Se uma Loja realmente não comete delitos do teor acima enunciado, mas algum de seus membros os pratica, não se estenda à Loja inteira a qualificação canônica que toca a tal de seus membros; pode um maçom ser contrário à Igreja não pelo fato mesmo de ser maçom, mas em virtude da sua filosofia pessoal. Não se diga, pois, que uma Loja maquina contra a Igreja se as suas programações são inócuas, mas algum de seus membros é anticristão no seu foro pessoal. Todavia é certo que uma Loja de programas sadios pode voltar-se contra a Igreja pelo fato de que seus membros anticatólicos queiram influir decisivamente na orientação dessa Loja; a Loja então poderá tornar-se anticatólica enquanto estiver sujeita à influência (talvez momentânea) deste ou daquele de seus componentes anticatólicos.
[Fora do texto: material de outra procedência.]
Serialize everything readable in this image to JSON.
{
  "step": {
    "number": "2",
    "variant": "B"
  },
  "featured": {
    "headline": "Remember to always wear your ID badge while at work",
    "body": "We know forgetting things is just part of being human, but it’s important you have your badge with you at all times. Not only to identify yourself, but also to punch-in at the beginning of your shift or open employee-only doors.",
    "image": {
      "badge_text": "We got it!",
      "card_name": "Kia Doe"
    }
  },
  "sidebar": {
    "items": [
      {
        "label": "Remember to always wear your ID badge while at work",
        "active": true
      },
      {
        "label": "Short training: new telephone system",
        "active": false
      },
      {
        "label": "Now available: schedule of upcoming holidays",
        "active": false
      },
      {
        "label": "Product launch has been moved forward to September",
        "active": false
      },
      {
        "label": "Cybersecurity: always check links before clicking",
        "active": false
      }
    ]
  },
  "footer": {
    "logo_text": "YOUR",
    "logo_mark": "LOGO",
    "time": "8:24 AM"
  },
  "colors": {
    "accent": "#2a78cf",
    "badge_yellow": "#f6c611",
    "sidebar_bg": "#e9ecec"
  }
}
Em suma, estes dados mostram que a questão das relações entre a Maçonaria, os maçons e a Igreja Católica ainda é complexa e delicada. Todavia não é questão fechada ou insolúvel. Pode-se admitir que, preenchidas as condições enunciadas e tomadas as necessárias cautelas, um maçom de formação católica pertencente a uma Loja inócua à Igreja freqüente os sacramentos e pertença à comunhão eclesial, sem deixar de ser maçom.
Estêvão Bettencourt O.S.B.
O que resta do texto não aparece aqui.